As the Detroit Lions entered another rebuild in 2021, Matthew Stafford can't be blamed for wanting to be dealt somewhere he could win more immediately as his career winds down. He was allowed to pick his destination, which was of course the Los Angeles Rams.
Now the Lions will have their first home playoff game in 30 years on Sunday night, with Stafford of course returning to Detroit as the opposing quarterback. He has embraced the excitement attached to that for himself, even as the idea of a ban on his Lions' jersey in Detroit or at Ford Field has surfaced over the course of the week. One Detroit-area bar is going to enforce a ban on Stafford jerseys on game day.

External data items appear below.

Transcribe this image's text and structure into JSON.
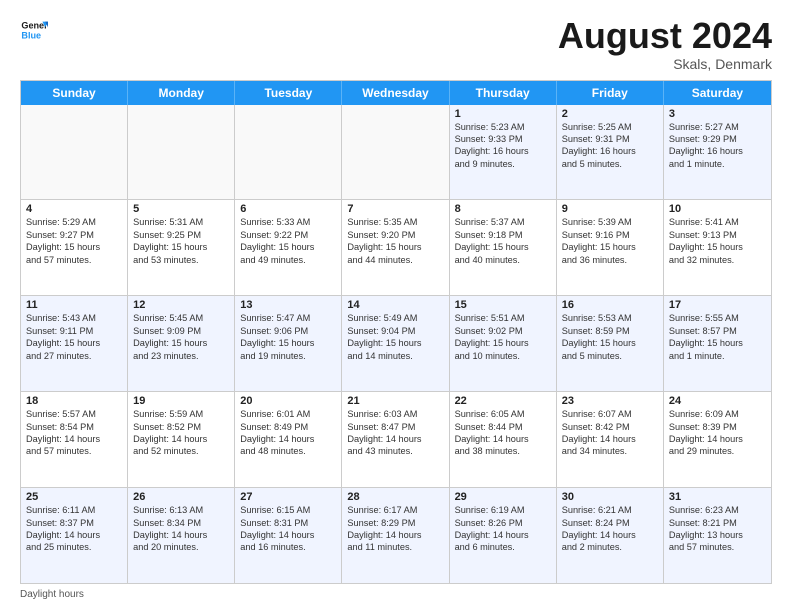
{
  "logo": {
    "text_general": "General",
    "text_blue": "Blue"
  },
  "title": "August 2024",
  "subtitle": "Skals, Denmark",
  "weekdays": [
    "Sunday",
    "Monday",
    "Tuesday",
    "Wednesday",
    "Thursday",
    "Friday",
    "Saturday"
  ],
  "footer_text": "Daylight hours",
  "rows": [
    [
      {
        "day": "",
        "info": "",
        "empty": true
      },
      {
        "day": "",
        "info": "",
        "empty": true
      },
      {
        "day": "",
        "info": "",
        "empty": true
      },
      {
        "day": "",
        "info": "",
        "empty": true
      },
      {
        "day": "1",
        "info": "Sunrise: 5:23 AM\nSunset: 9:33 PM\nDaylight: 16 hours\nand 9 minutes."
      },
      {
        "day": "2",
        "info": "Sunrise: 5:25 AM\nSunset: 9:31 PM\nDaylight: 16 hours\nand 5 minutes."
      },
      {
        "day": "3",
        "info": "Sunrise: 5:27 AM\nSunset: 9:29 PM\nDaylight: 16 hours\nand 1 minute."
      }
    ],
    [
      {
        "day": "4",
        "info": "Sunrise: 5:29 AM\nSunset: 9:27 PM\nDaylight: 15 hours\nand 57 minutes."
      },
      {
        "day": "5",
        "info": "Sunrise: 5:31 AM\nSunset: 9:25 PM\nDaylight: 15 hours\nand 53 minutes."
      },
      {
        "day": "6",
        "info": "Sunrise: 5:33 AM\nSunset: 9:22 PM\nDaylight: 15 hours\nand 49 minutes."
      },
      {
        "day": "7",
        "info": "Sunrise: 5:35 AM\nSunset: 9:20 PM\nDaylight: 15 hours\nand 44 minutes."
      },
      {
        "day": "8",
        "info": "Sunrise: 5:37 AM\nSunset: 9:18 PM\nDaylight: 15 hours\nand 40 minutes."
      },
      {
        "day": "9",
        "info": "Sunrise: 5:39 AM\nSunset: 9:16 PM\nDaylight: 15 hours\nand 36 minutes."
      },
      {
        "day": "10",
        "info": "Sunrise: 5:41 AM\nSunset: 9:13 PM\nDaylight: 15 hours\nand 32 minutes."
      }
    ],
    [
      {
        "day": "11",
        "info": "Sunrise: 5:43 AM\nSunset: 9:11 PM\nDaylight: 15 hours\nand 27 minutes."
      },
      {
        "day": "12",
        "info": "Sunrise: 5:45 AM\nSunset: 9:09 PM\nDaylight: 15 hours\nand 23 minutes."
      },
      {
        "day": "13",
        "info": "Sunrise: 5:47 AM\nSunset: 9:06 PM\nDaylight: 15 hours\nand 19 minutes."
      },
      {
        "day": "14",
        "info": "Sunrise: 5:49 AM\nSunset: 9:04 PM\nDaylight: 15 hours\nand 14 minutes."
      },
      {
        "day": "15",
        "info": "Sunrise: 5:51 AM\nSunset: 9:02 PM\nDaylight: 15 hours\nand 10 minutes."
      },
      {
        "day": "16",
        "info": "Sunrise: 5:53 AM\nSunset: 8:59 PM\nDaylight: 15 hours\nand 5 minutes."
      },
      {
        "day": "17",
        "info": "Sunrise: 5:55 AM\nSunset: 8:57 PM\nDaylight: 15 hours\nand 1 minute."
      }
    ],
    [
      {
        "day": "18",
        "info": "Sunrise: 5:57 AM\nSunset: 8:54 PM\nDaylight: 14 hours\nand 57 minutes."
      },
      {
        "day": "19",
        "info": "Sunrise: 5:59 AM\nSunset: 8:52 PM\nDaylight: 14 hours\nand 52 minutes."
      },
      {
        "day": "20",
        "info": "Sunrise: 6:01 AM\nSunset: 8:49 PM\nDaylight: 14 hours\nand 48 minutes."
      },
      {
        "day": "21",
        "info": "Sunrise: 6:03 AM\nSunset: 8:47 PM\nDaylight: 14 hours\nand 43 minutes."
      },
      {
        "day": "22",
        "info": "Sunrise: 6:05 AM\nSunset: 8:44 PM\nDaylight: 14 hours\nand 38 minutes."
      },
      {
        "day": "23",
        "info": "Sunrise: 6:07 AM\nSunset: 8:42 PM\nDaylight: 14 hours\nand 34 minutes."
      },
      {
        "day": "24",
        "info": "Sunrise: 6:09 AM\nSunset: 8:39 PM\nDaylight: 14 hours\nand 29 minutes."
      }
    ],
    [
      {
        "day": "25",
        "info": "Sunrise: 6:11 AM\nSunset: 8:37 PM\nDaylight: 14 hours\nand 25 minutes."
      },
      {
        "day": "26",
        "info": "Sunrise: 6:13 AM\nSunset: 8:34 PM\nDaylight: 14 hours\nand 20 minutes."
      },
      {
        "day": "27",
        "info": "Sunrise: 6:15 AM\nSunset: 8:31 PM\nDaylight: 14 hours\nand 16 minutes."
      },
      {
        "day": "28",
        "info": "Sunrise: 6:17 AM\nSunset: 8:29 PM\nDaylight: 14 hours\nand 11 minutes."
      },
      {
        "day": "29",
        "info": "Sunrise: 6:19 AM\nSunset: 8:26 PM\nDaylight: 14 hours\nand 6 minutes."
      },
      {
        "day": "30",
        "info": "Sunrise: 6:21 AM\nSunset: 8:24 PM\nDaylight: 14 hours\nand 2 minutes."
      },
      {
        "day": "31",
        "info": "Sunrise: 6:23 AM\nSunset: 8:21 PM\nDaylight: 13 hours\nand 57 minutes."
      }
    ]
  ]
}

Stafford, sheerly based on being an opponent who's task it will be to spoil a potential Lions' playoff run, knows how he will be viewed by Lions' fans.

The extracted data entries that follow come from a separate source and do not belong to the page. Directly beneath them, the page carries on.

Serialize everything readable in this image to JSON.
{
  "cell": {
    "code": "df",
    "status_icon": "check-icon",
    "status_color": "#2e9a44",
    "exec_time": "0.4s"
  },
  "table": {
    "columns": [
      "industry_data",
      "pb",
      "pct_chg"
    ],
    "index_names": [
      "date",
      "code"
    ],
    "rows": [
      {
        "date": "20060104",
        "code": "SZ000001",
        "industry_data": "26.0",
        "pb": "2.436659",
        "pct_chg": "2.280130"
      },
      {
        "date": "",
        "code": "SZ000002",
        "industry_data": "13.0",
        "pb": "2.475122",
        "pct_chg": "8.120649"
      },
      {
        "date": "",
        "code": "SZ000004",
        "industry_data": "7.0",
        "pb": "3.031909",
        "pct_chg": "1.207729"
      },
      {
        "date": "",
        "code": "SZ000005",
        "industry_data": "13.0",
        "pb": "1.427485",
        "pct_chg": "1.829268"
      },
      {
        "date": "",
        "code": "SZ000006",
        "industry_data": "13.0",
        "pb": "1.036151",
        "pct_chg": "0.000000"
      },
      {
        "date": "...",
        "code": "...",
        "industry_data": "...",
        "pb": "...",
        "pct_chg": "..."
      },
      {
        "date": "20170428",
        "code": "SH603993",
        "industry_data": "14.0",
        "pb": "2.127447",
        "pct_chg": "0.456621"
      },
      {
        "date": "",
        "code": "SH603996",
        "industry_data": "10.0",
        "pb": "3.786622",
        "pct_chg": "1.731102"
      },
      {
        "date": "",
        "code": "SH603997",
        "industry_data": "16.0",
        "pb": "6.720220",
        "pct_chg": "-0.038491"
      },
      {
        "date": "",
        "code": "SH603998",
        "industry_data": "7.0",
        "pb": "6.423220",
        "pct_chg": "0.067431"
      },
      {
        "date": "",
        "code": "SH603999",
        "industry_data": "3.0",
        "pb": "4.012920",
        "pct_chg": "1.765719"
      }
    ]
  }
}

Matthew Stafford knows he'll be viewed as a villain by Lions fans
Speaking to reporters on Wednesday, Stafford talked a lot about what the city of Detroit meant to him in his career while reiterating a general notion it's ultimately just another game and how he's excited to "go play anybody, anywhere in the playoffs at this point."
But he knows the role he's playing upon his return to Detroit for a playoff game against the Lions. If his first game back wasn't a playoff game, there would surely be some celebration of his 12 seasons with the team. In this situation, he is ultimately not expecting a warm reception.

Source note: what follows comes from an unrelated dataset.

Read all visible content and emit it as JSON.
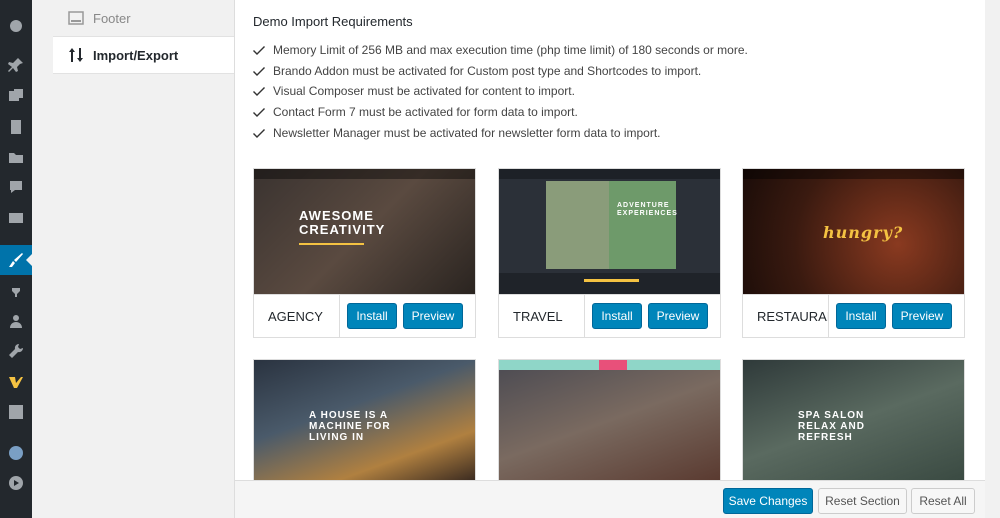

"I'm not expecting anything (in terms of a reception), to be honest with you," Stafford said....."I understand what the people of Detroit and the city of Detroit meant to me in my time and my career, what they meant to my family. I hope they feel that back, but at the same time I'm not a stranger to the situation and understanding that I'm the bad guy coming to town. "I’m on the other team and they don’t want success for me."
Stafford is readying himself to be the heel in Detroit, even if a full embrace of that role will be pretty difficult for him.